Gray Wolf Characters
A player character barbarian who hails from the Gray Wolf tribe is very probably a lycanthrope, and that presents some special challenges for most campaigns. The DM should consult the Powerful Races sidebar (FRCS page 21) before permitting a player to create a barbarian character that is afflicted with lycanthropy. If the DM chooses to permit such a character in the game, he or she should assign a level adjustment as described in Monsters as Races (DMG page 172).
Red Tiger Characters
The Red Tiger tribe makes an excellent choice for a player character barbarian. Though the Red Tigers are conservative and aloof, it is possible to play a tribe member who has decided to strike out on his own for a time. Red Tigers who join adventuring companies most often do so out of a sense of loyalty or gratitude (often to repay a debt), and sometimes for the opportunity to match their battle prowess against new and different foes.
Sky Pony Characters
The Sky Pony tribe is another good choice for a player interested in running an Uthgardt character. The Sky Ponies are somewhat less conservative than the Red Tigers and more likely to fit in well with adventuring bands from civilized lands. Many Sky Pony barbarians choose feats and skills oriented toward mounted combat, and often bring their excellent warhorses with them when they take up the life of an adventurer.
These huge earth-and-stone mounds are the holiest of sites to the Uthgardt. The mounds are the tribes' sacred burial grounds, and it is here that they inter, the bodies of their greatest chieftains, most heroic warriors, and most venerated spiritual leaders. Most tribes also believe that the bones of their founders rest beneath their respective ancestor mounds, and it is this belief that makes the sites the center of Uthgardt spiritual life. Many of the tribes return their ancestor mounds at specific times of the year in order to celebrate their holy days. Some make their winter camps near these sites, so that they may enjoy the protection of their ancestors during the most trying and dangerous time of the year.
All the ancestor mounds are constructed in a similar manner. Two outer rings built from rocks surround a single, larger altar mound. Both the outer rings and the central mound function as cairns, and the tribes bury the bodies of their honored dead beneath each. The outer cairn rings are for the mighty warriors who merit burial at an ancestor mound by virtue of valorous deeds. The altar mound is reserved for the great chieftains and clerics of the tribe.
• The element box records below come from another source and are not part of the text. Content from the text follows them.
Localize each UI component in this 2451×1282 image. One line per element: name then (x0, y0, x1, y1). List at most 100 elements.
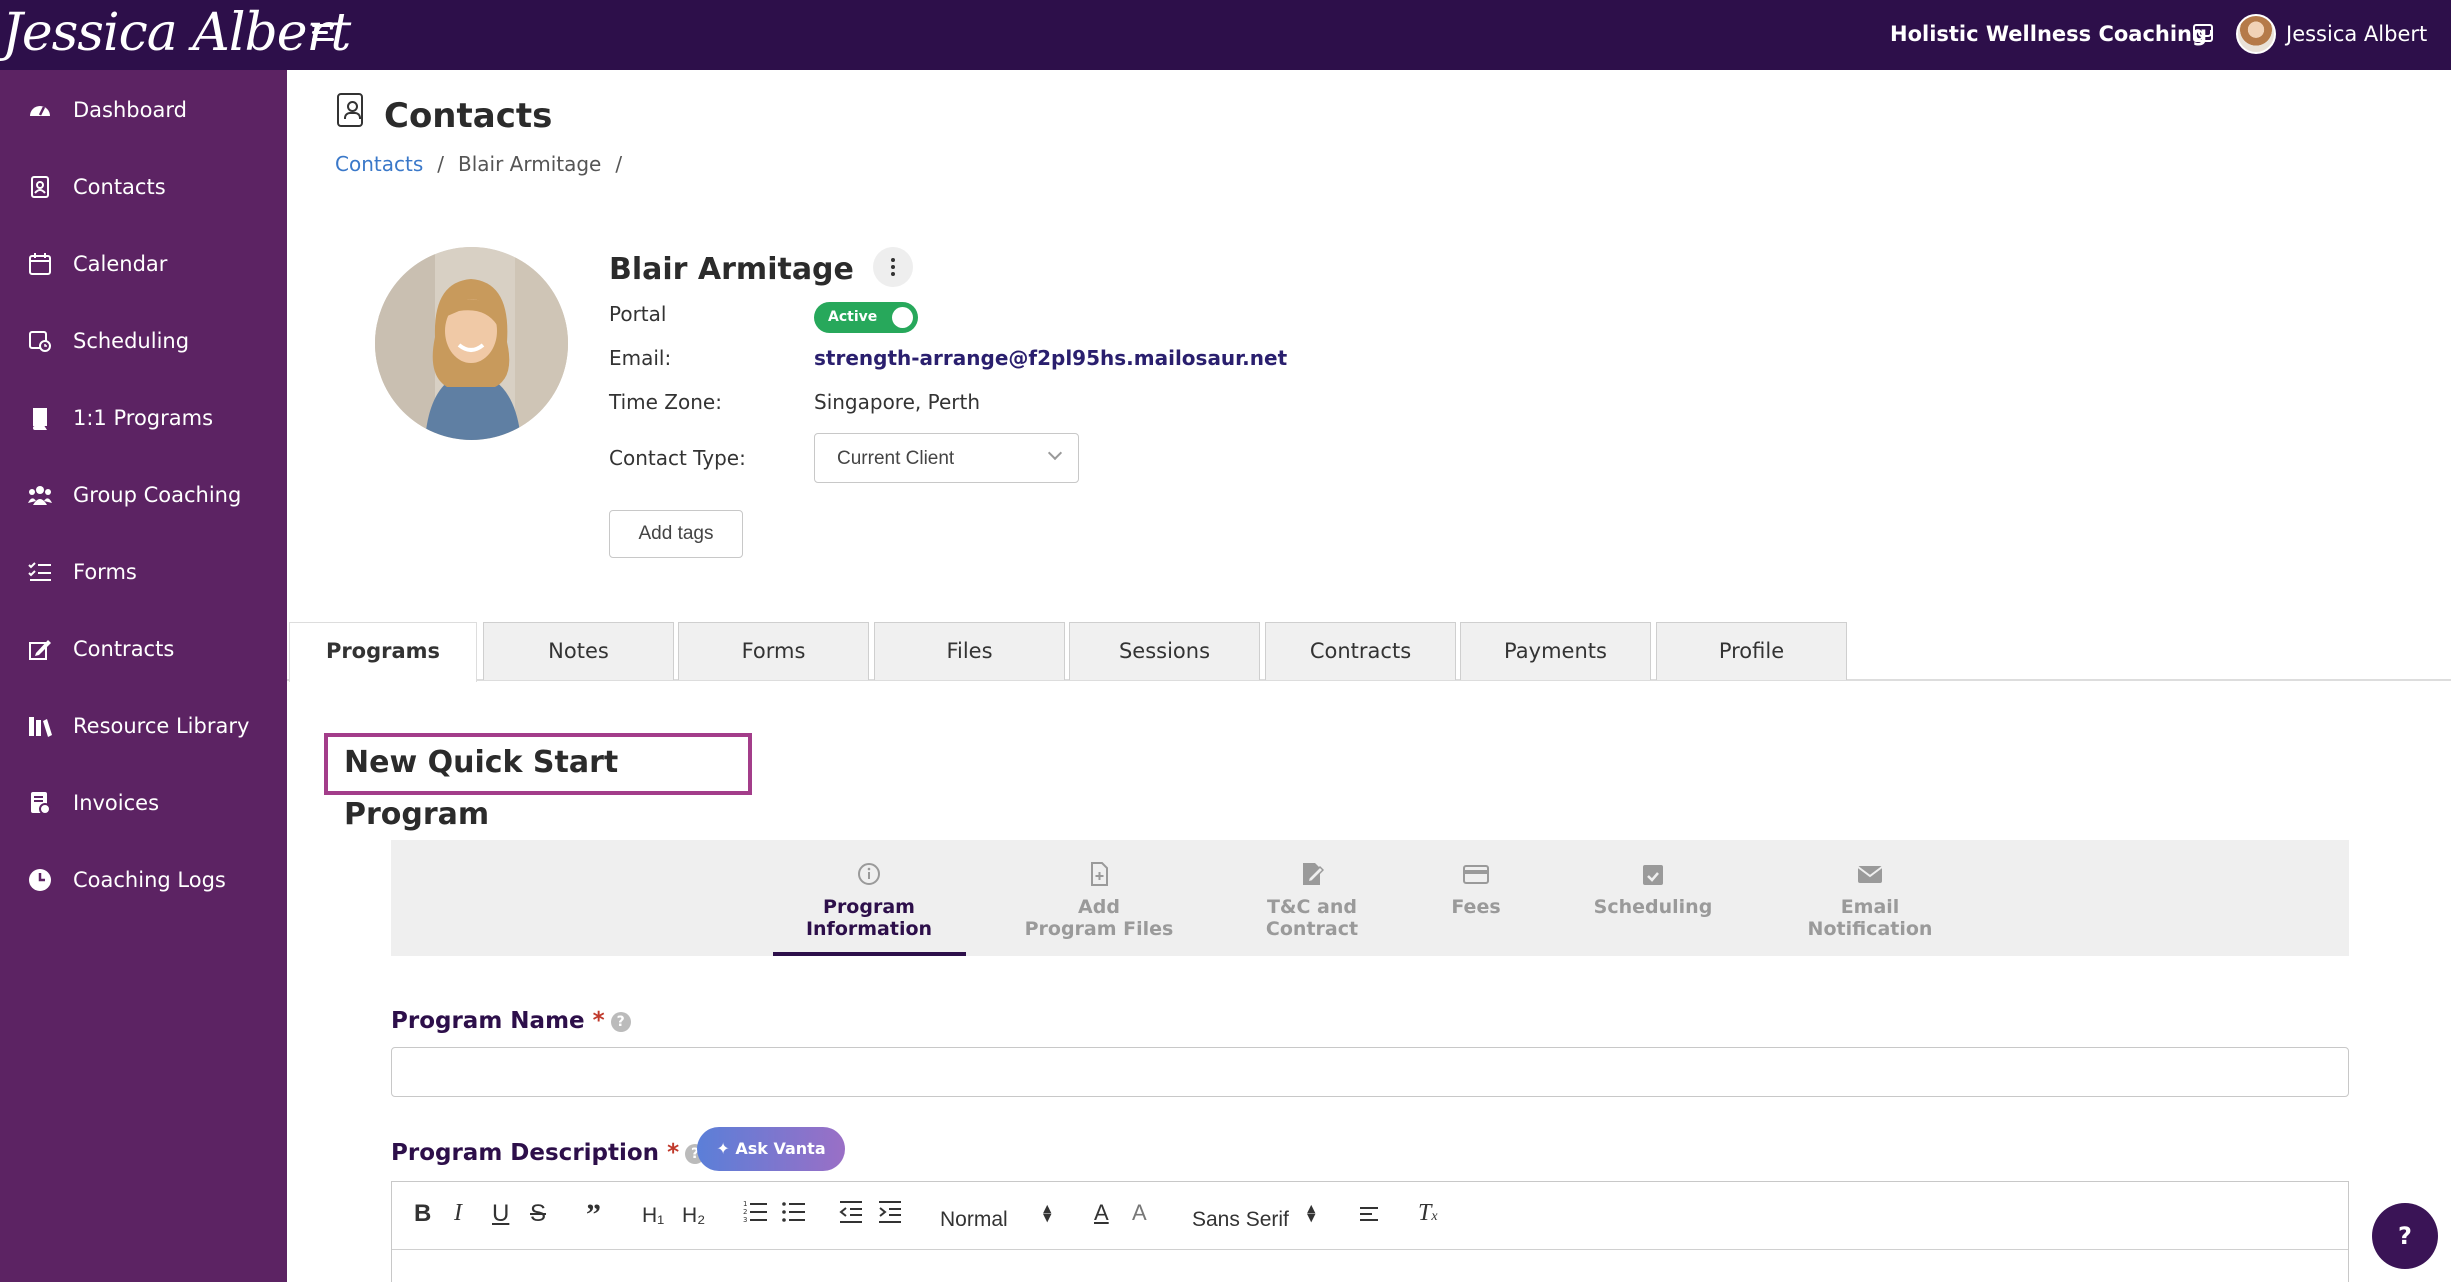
blockquote-icon[interactable]: ” (586, 1198, 601, 1232)
chevron-down-icon (1047, 445, 1063, 461)
outdent-icon[interactable] (838, 1198, 864, 1231)
ask-vanta-button[interactable]: ✦ Ask Vanta (697, 1127, 845, 1171)
email-label: Email: (609, 346, 672, 370)
svg-text:3: 3 (743, 1216, 747, 1224)
underline-icon[interactable]: U (492, 1200, 509, 1228)
heading-1-icon[interactable]: H₁ (642, 1204, 664, 1228)
scheduling-icon (28, 329, 52, 353)
tab-forms[interactable]: Forms (678, 622, 869, 680)
contract-icon (1299, 862, 1325, 886)
sidebar-item-resource-library[interactable]: Resource Library (0, 696, 287, 756)
page-title: Contacts (384, 96, 553, 136)
book-icon (28, 406, 52, 430)
step-label-line2: Notification (1807, 918, 1933, 940)
step-label-line1: Add (1078, 896, 1120, 918)
bold-icon[interactable]: B (414, 1200, 431, 1228)
font-select[interactable]: Sans Serif (1192, 1208, 1289, 1232)
sidebar-item-forms[interactable]: Forms (0, 542, 287, 602)
business-name[interactable]: Holistic Wellness Coaching (1890, 22, 2207, 46)
brand-logo[interactable]: Jessica Albert (2, 0, 351, 70)
tab-payments[interactable]: Payments (1460, 622, 1651, 680)
active-step-indicator (773, 952, 966, 956)
more-options-icon[interactable] (873, 247, 913, 287)
add-tags-button[interactable]: Add tags (609, 510, 743, 558)
breadcrumb-separator: / (437, 152, 444, 176)
step-label-line2: Information (805, 918, 933, 940)
step-label-line1: Program (823, 896, 915, 918)
step-email-notification[interactable]: Email Notification (1760, 862, 1980, 940)
program-name-input[interactable] (391, 1047, 2349, 1097)
sidebar-item-label: Invoices (73, 791, 160, 815)
checklist-icon (28, 560, 52, 584)
step-program-information[interactable]: Program Information (759, 862, 979, 940)
strikethrough-icon[interactable]: S (530, 1200, 546, 1228)
sidebar-item-label: Contracts (73, 637, 175, 661)
user-avatar[interactable] (2236, 14, 2276, 54)
background-color-icon[interactable]: A (1132, 1200, 1147, 1226)
group-icon (28, 483, 52, 507)
portal-status: Active (828, 309, 878, 325)
step-scheduling[interactable]: Scheduling (1543, 862, 1763, 918)
dashboard-icon (28, 98, 52, 122)
contact-name: Blair Armitage (609, 252, 854, 287)
store-icon[interactable] (2193, 24, 2213, 42)
italic-icon[interactable]: I (454, 1200, 462, 1227)
help-button[interactable]: ? (2372, 1203, 2438, 1269)
tab-files[interactable]: Files (874, 622, 1065, 680)
tab-profile[interactable]: Profile (1656, 622, 1847, 680)
sidebar-item-group-coaching[interactable]: Group Coaching (0, 465, 287, 525)
step-label-line2: Program Files (1024, 918, 1174, 940)
program-description-label: Program Description *? (391, 1140, 706, 1166)
clear-formatting-icon[interactable]: Tx (1418, 1200, 1438, 1227)
sidebar-item-scheduling[interactable]: Scheduling (0, 311, 287, 371)
help-icon[interactable]: ? (610, 1012, 631, 1032)
signature-icon (28, 637, 52, 661)
tab-notes[interactable]: Notes (483, 622, 674, 680)
contact-type-select[interactable]: Current Client (814, 433, 1079, 483)
contacts-page-icon (337, 93, 363, 127)
heading-select[interactable]: Normal (940, 1208, 1008, 1232)
bullet-list-icon[interactable] (781, 1198, 807, 1231)
svg-text:1: 1 (743, 1200, 747, 1208)
sidebar-item-calendar[interactable]: Calendar (0, 234, 287, 294)
align-icon[interactable] (1358, 1202, 1380, 1233)
sidebar-item-coaching-logs[interactable]: Coaching Logs (0, 850, 287, 910)
sidebar-item-contracts[interactable]: Contracts (0, 619, 287, 679)
text-color-icon[interactable]: A (1094, 1200, 1109, 1226)
tab-programs[interactable]: Programs (289, 622, 477, 682)
sidebar-item-1-1-programs[interactable]: 1:1 Programs (0, 388, 287, 448)
editor-toolbar: B I U S ” H₁ H₂ 123 Normal ▲ ▼ A A Sans S… (392, 1182, 2348, 1250)
step-label-line1: T&C and (1266, 896, 1358, 918)
step-label-line1: Fees (1451, 896, 1501, 918)
breadcrumb-separator: / (615, 152, 623, 176)
contact-email[interactable]: strength-arrange@f2pl95hs.mailosaur.net (814, 346, 1287, 370)
portal-toggle[interactable]: Active (814, 302, 918, 333)
description-editor[interactable]: B I U S ” H₁ H₂ 123 Normal ▲ ▼ A A Sans S… (391, 1181, 2349, 1282)
toggle-knob (892, 307, 913, 328)
envelope-icon (1857, 862, 1883, 886)
library-icon (28, 714, 52, 738)
breadcrumb-contacts-link[interactable]: Contacts (335, 152, 423, 176)
ordered-list-icon[interactable]: 123 (743, 1198, 769, 1231)
info-icon (856, 862, 882, 886)
breadcrumb: Contacts / Blair Armitage / (335, 152, 636, 176)
tab-sessions[interactable]: Sessions (1069, 622, 1260, 680)
heading-2-icon[interactable]: H₂ (682, 1204, 705, 1228)
step-add-program-files[interactable]: Add Program Files (989, 862, 1209, 940)
ask-vanta-label: Ask Vanta (735, 1139, 826, 1158)
contact-photo (375, 247, 568, 440)
contact-timezone: Singapore, Perth (814, 390, 981, 414)
credit-card-icon (1463, 862, 1489, 886)
indent-icon[interactable] (877, 1198, 903, 1231)
sparkle-icon: ✦ (716, 1139, 736, 1158)
contact-type-label: Contact Type: (609, 446, 746, 470)
sidebar-item-label: Forms (73, 560, 137, 584)
user-name[interactable]: Jessica Albert (2286, 22, 2427, 46)
sidebar-item-contacts[interactable]: Contacts (0, 157, 287, 217)
tab-contracts[interactable]: Contracts (1265, 622, 1456, 680)
menu-toggle-icon[interactable] (312, 24, 334, 46)
sidebar-item-label: 1:1 Programs (73, 406, 214, 430)
sidebar-item-dashboard[interactable]: Dashboard (0, 80, 287, 140)
sidebar: Dashboard Contacts Calendar Scheduling 1… (0, 70, 287, 1282)
sidebar-item-invoices[interactable]: Invoices (0, 773, 287, 833)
Normally, only tribal clerics know the exact location of the remains interred within the mounds, and this knowledge is guarded jealously. The burial rites themselves vary from tribe to tribe. Among the Black Lions, for example, the entire tribe participates in the burial service, while among the Red Tigers, only the clerics may perform the sacred burial rites after the rest of the tribe has paid its final respects to the dead.
Most folk living in the Silver Marches give the ancestor mounds a wide berth. Tales and legends concerning the grisly fate of those who foolishly attempted to violate an ancestor mound serve to heighten the aura of mystery and danger that surrounds these sites. It is commonly believed that vengeful spirits and ghostly forces guard the mounds against would-be intruders or tomb robbers. In truth, the only guards at an ancestor mound are those placed there by the tribe. In some tribes, such as the Red Tigers and the Black Ravens, defending the ancestor mound against possible defilers is an honor.